El último contrato fue adjudicado apenas 16 días antes del asalto migratorio
El Gobierno de Sánchez destinó otros 267.000 euros a Marruecos para frenar la inmigración en los tres meses previos a la invasión de Ceuta
El Gobierno de Sánchez destinó otros 267.000 euros a Marruecos para frenar la inmigración en los tres meses previos a la invasión de Ceuta
Pedro Sánchez y Mohamed VI. Europa Press.
Por Santiago Carranza-Vélez
7 de septiembre de 2026

El Gobierno de Pedro Sánchez destinó cerca de 270.000 euros a Marruecos mediante dos contratos dirigidos precisamente a combatir el tráfico ilegal de inmigrantes y la trata de seres humanos durante los tres meses inmediatamente anteriores a la invasión migratoria que desbordó Ceuta el pasado 30 de julio.

Los expedientes fueron impulsados por la Fundación para la Internacionalización de las Administraciones Públicas (FIAP), fundación pública adscrita al Ministerio de Asuntos Exteriores, dentro de un programa denominado «Apoyo al Reino de Marruecos: coordinación y gobernanza para la prevención y la lucha contra la trata de seres humanos y el tráfico ilícito de migrantes». La propia FIAP forma parte del sistema de cooperación exterior español y está presidida en su patronato por el ministro José Manuel Albares.

Los dos expedientes manejaron presupuestos que, con impuestos, rondaban conjuntamente los 267.000 euros. El primero apareció el 12 de mayo, poco más de dos meses antes de la crisis, mientras que el segundo terminó adjudicándose el 14 de julio, apenas 16 días antes de que decenas de miles de inmigrantes cruzaran desde Marruecos hacia territorio español.

La cronología vuelve a poner bajo el foco la política seguida por Moncloa con Rabat: mientras España empleaba recursos públicos y europeos para reforzar las capacidades marroquíes contra la inmigración ilegal, el 30 y 31 de julio la frontera de Ceuta quedó completamente desbordada.
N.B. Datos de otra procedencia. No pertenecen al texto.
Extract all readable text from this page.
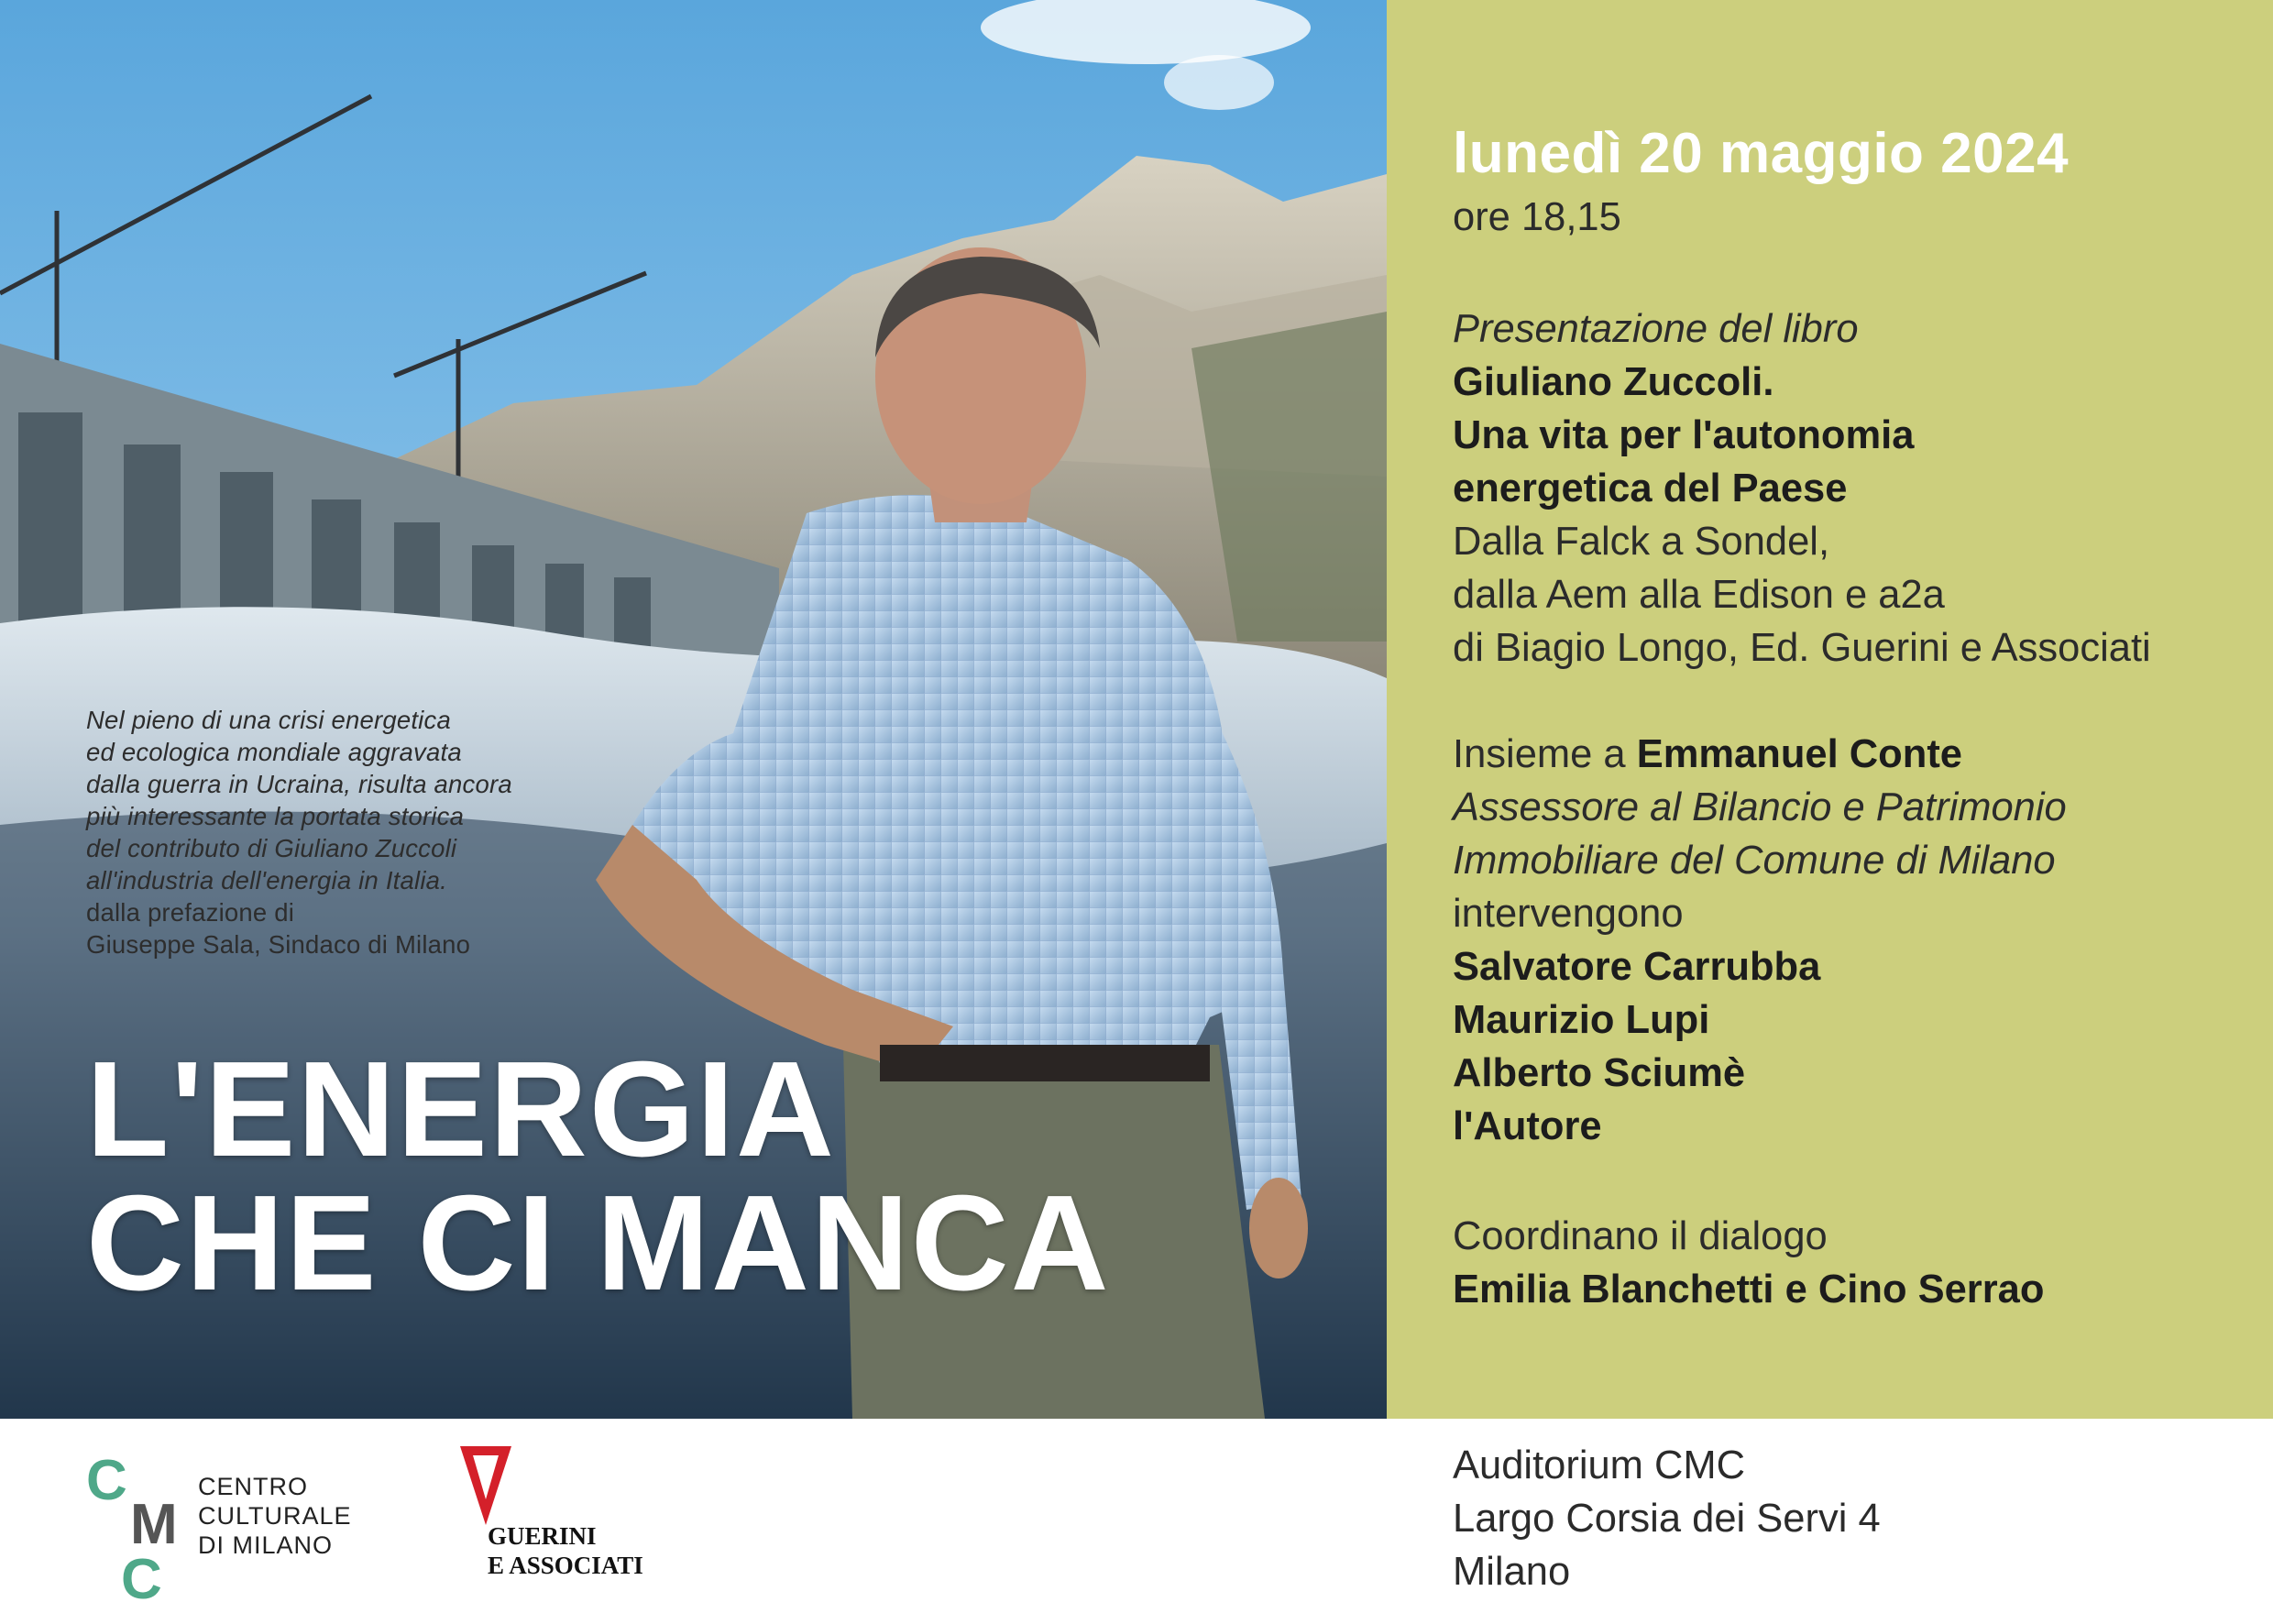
Nel pieno di una crisi energetica
ed ecologica mondiale aggravata
dalla guerra in Ucraina, risulta ancora
più interessante la portata storica
del contributo di Giuliano Zuccoli
all'industria dell'energia in Italia.
dalla prefazione di
Giuseppe Sala, Sindaco di Milano
L'ENERGIA
CHE CI MANCA
lunedì 20 maggio 2024
ore 18,15
Presentazione del libro
Giuliano Zuccoli.
Una vita per l'autonomia
energetica del Paese
Dalla Falck a Sondel,
dalla Aem alla Edison e a2a
di Biagio Longo, Ed. Guerini e Associati
Insieme a Emmanuel Conte
Assessore al Bilancio e Patrimonio
Immobiliare del Comune di Milano
intervengono
Salvatore Carrubba
Maurizio Lupi
Alberto Sciumè
l'Autore
Coordinano il dialogo
Emilia Blanchetti e Cino Serrao
C
M
C
CENTRO
CULTURALE
DI MILANO	GUERINI
E ASSOCIATI
Auditorium CMC
Largo Corsia dei Servi 4
Milano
El Gobierno terminó fijando posteriormente en 72.000 el número de personas que entraron en la ciudad autónoma, una cifra equivalente a buena parte de la población habitual de Ceuta y muy superior a la crisis sufrida en mayo de 2021.
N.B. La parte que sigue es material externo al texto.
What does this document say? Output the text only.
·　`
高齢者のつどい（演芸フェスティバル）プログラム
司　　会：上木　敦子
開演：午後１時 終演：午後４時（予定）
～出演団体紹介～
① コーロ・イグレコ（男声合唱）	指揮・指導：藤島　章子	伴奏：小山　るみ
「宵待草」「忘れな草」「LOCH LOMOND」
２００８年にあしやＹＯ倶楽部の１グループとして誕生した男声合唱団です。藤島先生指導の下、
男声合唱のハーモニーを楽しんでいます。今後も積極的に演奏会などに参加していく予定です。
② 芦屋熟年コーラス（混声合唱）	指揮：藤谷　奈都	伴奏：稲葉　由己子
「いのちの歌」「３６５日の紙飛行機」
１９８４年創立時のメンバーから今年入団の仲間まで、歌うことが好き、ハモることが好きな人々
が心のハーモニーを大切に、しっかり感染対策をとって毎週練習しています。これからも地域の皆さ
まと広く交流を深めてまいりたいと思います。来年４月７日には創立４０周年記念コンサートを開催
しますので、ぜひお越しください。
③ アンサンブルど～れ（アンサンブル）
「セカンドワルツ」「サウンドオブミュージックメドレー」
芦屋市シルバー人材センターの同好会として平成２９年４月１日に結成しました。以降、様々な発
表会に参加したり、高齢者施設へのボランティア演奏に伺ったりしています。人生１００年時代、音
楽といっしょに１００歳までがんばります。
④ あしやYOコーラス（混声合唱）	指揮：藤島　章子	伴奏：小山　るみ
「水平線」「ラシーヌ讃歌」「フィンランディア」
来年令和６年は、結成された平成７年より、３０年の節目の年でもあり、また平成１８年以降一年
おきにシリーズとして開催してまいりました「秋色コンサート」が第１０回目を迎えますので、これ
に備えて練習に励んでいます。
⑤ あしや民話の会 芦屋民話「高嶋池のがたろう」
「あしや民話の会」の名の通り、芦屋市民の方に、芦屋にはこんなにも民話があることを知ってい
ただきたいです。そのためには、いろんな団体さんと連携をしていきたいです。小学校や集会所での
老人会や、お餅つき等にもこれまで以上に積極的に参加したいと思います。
Un contrato adjudicado 16 días antes

El segundo expediente, identificado como SPD-2026-033, contemplaba servicios de asistencia administrativa, logística y financiera para desarrollar el proyecto en territorio marroquí.

Su presupuesto base ascendía a 108.550 euros sin impuestos —131.345,50 euros con impuestos— y su valor estimado alcanzaba los 126.705 euros. Finalmente fue adjudicado el 14 de julio al empresario marroquí Ridouane Ambarky por 86.000 euros sin impuestos —103.200 con impuestos—, después de recibir tres ofertas.

El contrato, financiado con fondos europeos, tiene una duración prevista de 43 meses. Entre los criterios empleados para seleccionar al adjudicatario figuraban la experiencia en logística internacional, gestiones aduaneras y administración de proveedores internacionales, además de la participación previa en proyectos de desarrollo financiados por la Unión Europea.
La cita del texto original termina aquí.